Cette évolution du rapport de force ne devrait cependant pas révolutionner le jeu des CMP. Théoriquement, une coalition des oppositions peut mettre les élus de la coalition présidentielle en minorité, mais politiquement les convergences entre droite, gauche et extrême droite semblent plus improbables.
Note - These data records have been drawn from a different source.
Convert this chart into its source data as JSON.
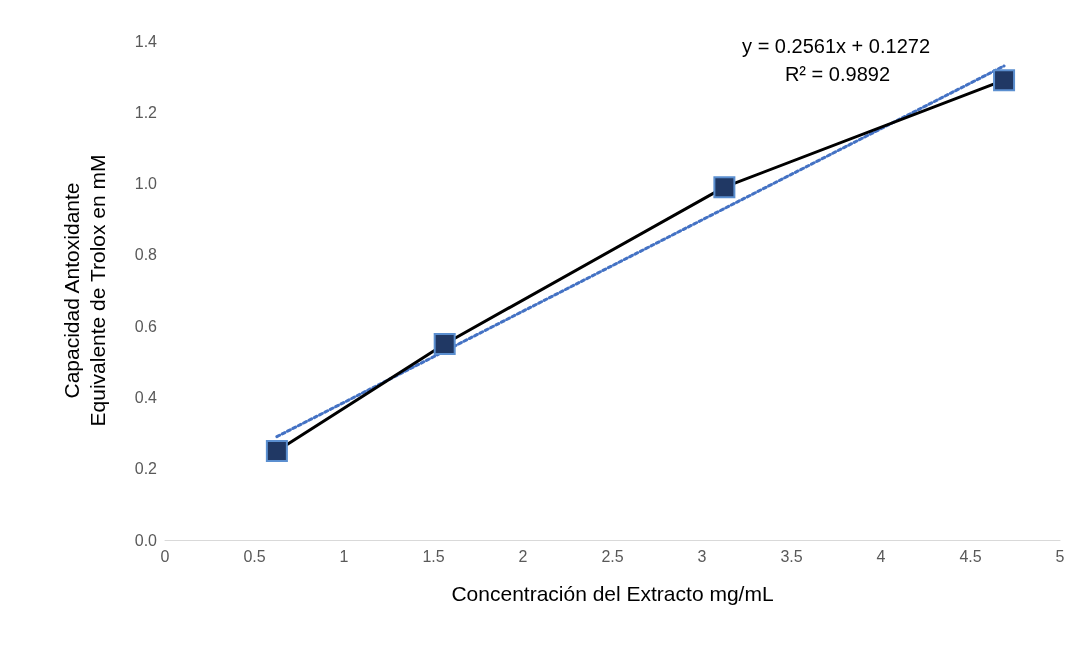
{
  "chart_data": {
    "type": "line",
    "xlabel": "Concentración del Extracto mg/mL",
    "ylabel": "Capacidad Antoxidante Equivalente de Trolox en mM",
    "series": [
      {
        "x": [
          0.625,
          1.5625,
          3.125,
          4.6875
        ],
        "values": [
          0.25,
          0.55,
          0.99,
          1.29
        ],
        "color": "#000000",
        "marker": "square",
        "line_style": "solid"
      },
      {
        "type": "line",
        "x": [
          0.625,
          4.6875
        ],
        "values": [
          0.29,
          1.33
        ],
        "color": "#4472c4",
        "marker": "none",
        "line_style": "dotted"
      }
    ],
    "annotations": [
      "y = 0.2561x + 0.1272",
      "R² = 0.9892"
    ],
    "xlim": [
      0,
      5
    ],
    "xticks": [
      0,
      0.5,
      1,
      1.5,
      2,
      2.5,
      3,
      3.5,
      4,
      4.5,
      5
    ],
    "ylim": [
      0,
      1.4
    ],
    "yticks": [
      {
        "value": 0,
        "label": "0.0"
      },
      {
        "value": 0.2,
        "label": "0.2"
      },
      {
        "value": 0.4,
        "label": "0.4"
      },
      {
        "value": 0.6,
        "label": "0.6"
      },
      {
        "value": 0.8,
        "label": "0.8"
      },
      {
        "value": 1,
        "label": "1.0"
      },
      {
        "value": 1.2,
        "label": "1.2"
      },
      {
        "value": 1.4,
        "label": "1.4"
      }
    ],
    "grid": false
  }
}
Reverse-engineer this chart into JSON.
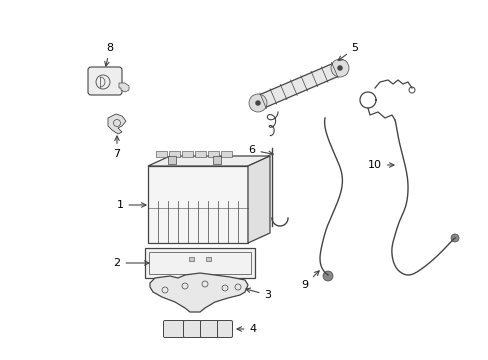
{
  "bg_color": "#ffffff",
  "line_color": "#444444",
  "label_color": "#000000",
  "figsize": [
    4.89,
    3.6
  ],
  "dpi": 100
}
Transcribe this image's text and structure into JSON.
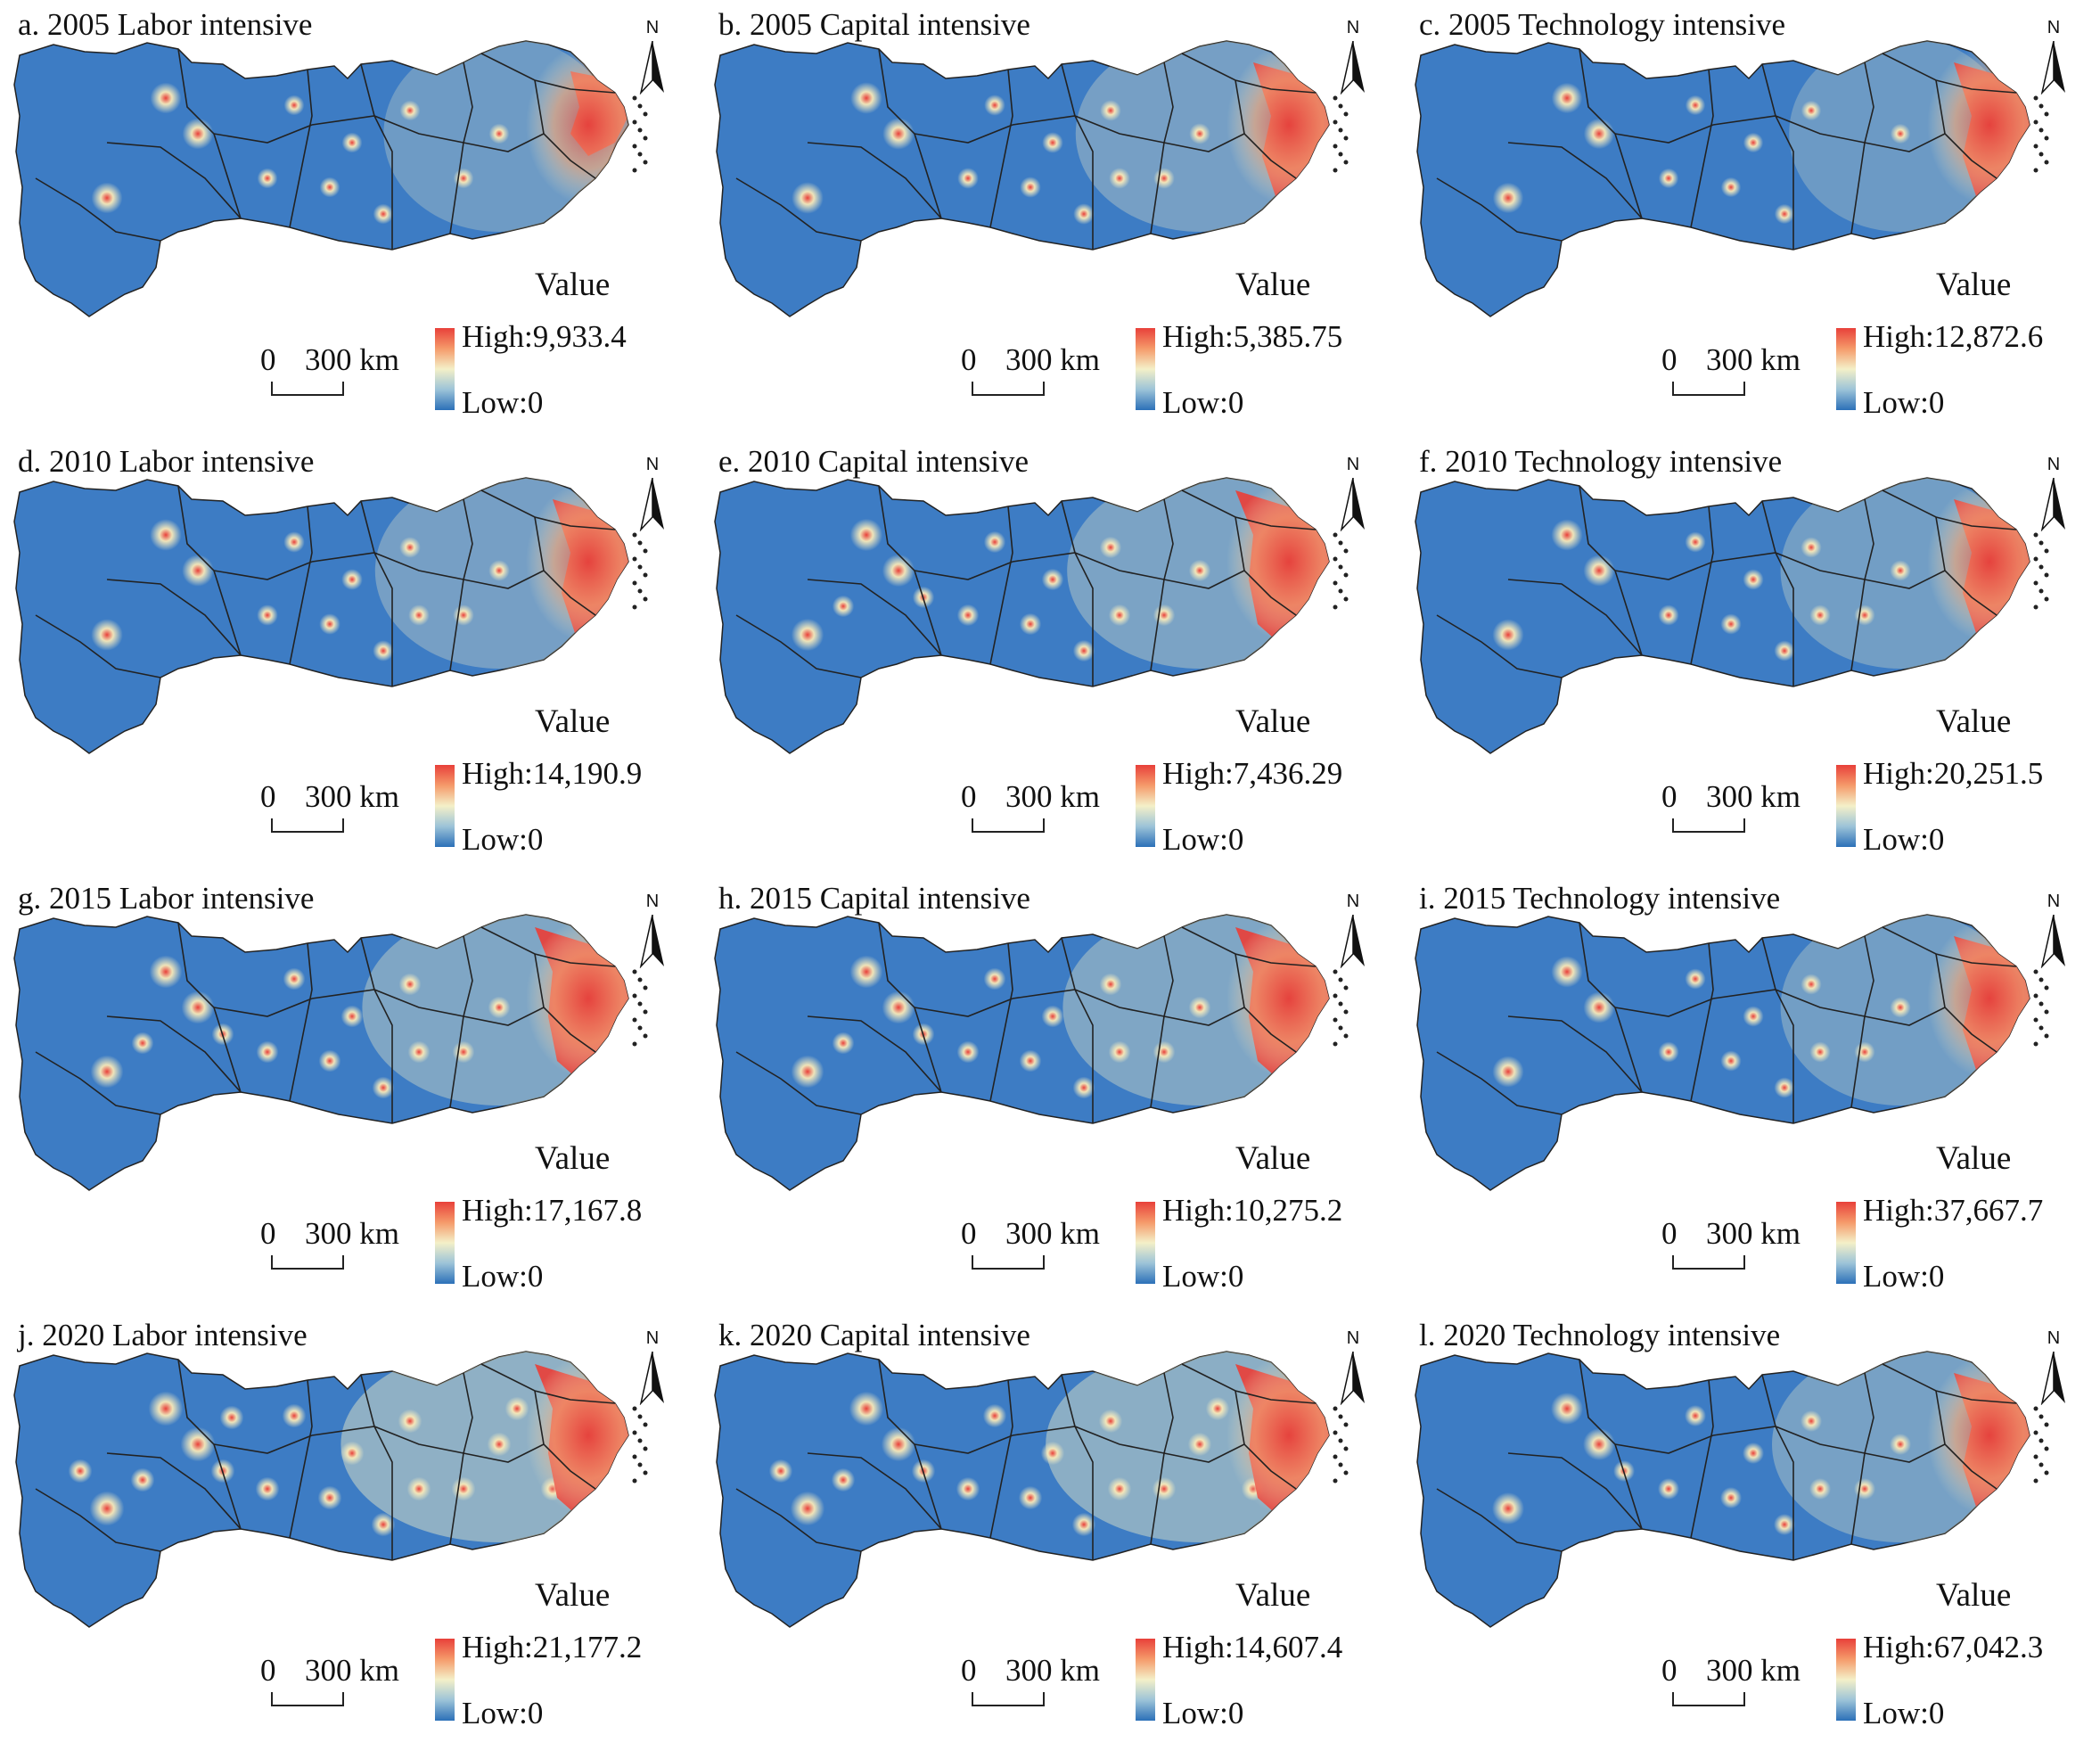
{
  "figure": {
    "legend_title": "Value",
    "scale_zero": "0",
    "scale_label": "300 km",
    "north_label": "N",
    "colors": {
      "high": "#e8403a",
      "mid": "#f4f0c8",
      "low": "#2c70b8",
      "boundary": "#222222",
      "sub_boundary": "#8a9aa8"
    }
  },
  "panels": [
    {
      "title": "a. 2005 Labor intensive",
      "high": "High:9,933.4",
      "low": "Low:0",
      "intensity": 0.35,
      "hotspot": "east-small"
    },
    {
      "title": "b. 2005 Capital intensive",
      "high": "High:5,385.75",
      "low": "Low:0",
      "intensity": 0.45,
      "hotspot": "east-medium"
    },
    {
      "title": "c. 2005 Technology intensive",
      "high": "High:12,872.6",
      "low": "Low:0",
      "intensity": 0.3,
      "hotspot": "east-medium"
    },
    {
      "title": "d. 2010 Labor intensive",
      "high": "High:14,190.9",
      "low": "Low:0",
      "intensity": 0.45,
      "hotspot": "east-medium"
    },
    {
      "title": "e. 2010 Capital intensive",
      "high": "High:7,436.29",
      "low": "Low:0",
      "intensity": 0.55,
      "hotspot": "east-large"
    },
    {
      "title": "f. 2010 Technology intensive",
      "high": "High:20,251.5",
      "low": "Low:0",
      "intensity": 0.4,
      "hotspot": "east-medium"
    },
    {
      "title": "g. 2015 Labor intensive",
      "high": "High:17,167.8",
      "low": "Low:0",
      "intensity": 0.6,
      "hotspot": "east-large"
    },
    {
      "title": "h. 2015 Capital intensive",
      "high": "High:10,275.2",
      "low": "Low:0",
      "intensity": 0.6,
      "hotspot": "east-large"
    },
    {
      "title": "i. 2015 Technology intensive",
      "high": "High:37,667.7",
      "low": "Low:0",
      "intensity": 0.4,
      "hotspot": "east-medium"
    },
    {
      "title": "j. 2020 Labor intensive",
      "high": "High:21,177.2",
      "low": "Low:0",
      "intensity": 0.85,
      "hotspot": "east-large"
    },
    {
      "title": "k. 2020 Capital intensive",
      "high": "High:14,607.4",
      "low": "Low:0",
      "intensity": 0.8,
      "hotspot": "east-large"
    },
    {
      "title": "l. 2020 Technology intensive",
      "high": "High:67,042.3",
      "low": "Low:0",
      "intensity": 0.5,
      "hotspot": "east-medium"
    }
  ]
}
En revanche, les sénateurs de droite, ainsi que leur collègue député, joueront un rôle plus stratégique que jamais pour faire aboutir rapidement les futures lois de l'exécutif, surtout que celui-ci ne dispose plus que d'une majorité relative à l'Assemblée.
À cet égard, le projet de loi de veille sanitaire, amputé de l'article sur le passe aux frontières par les députés des oppositions en première lecture, va être un test grandeur nature du nouvel équilibre en CMP. Jeudi à 14h, celle-ci va se réunir, alors que les sénateurs ont voté la possibilité de mettre en oeuvre un "certificat sanitaire de voyage" pour les Outre-mer, seulement si les hôpitaux sont saturés, et pour les échanges avec l'étranger, "si un nouveau variant constitue une menace sanitaire grave". De plus, le texte du Sénat prévoit que la Haute Autorité de Santé pourra être saisie pour statuer sur réintégration des soignants non-vaccinés "dès que la situation sanitaire ne justifierait plus une telle obligation". A charge pour les députés et sénateurs de la CMP de s'accorder sur une version commune. Dans le cas contraire, la navette législative reprendra son cours.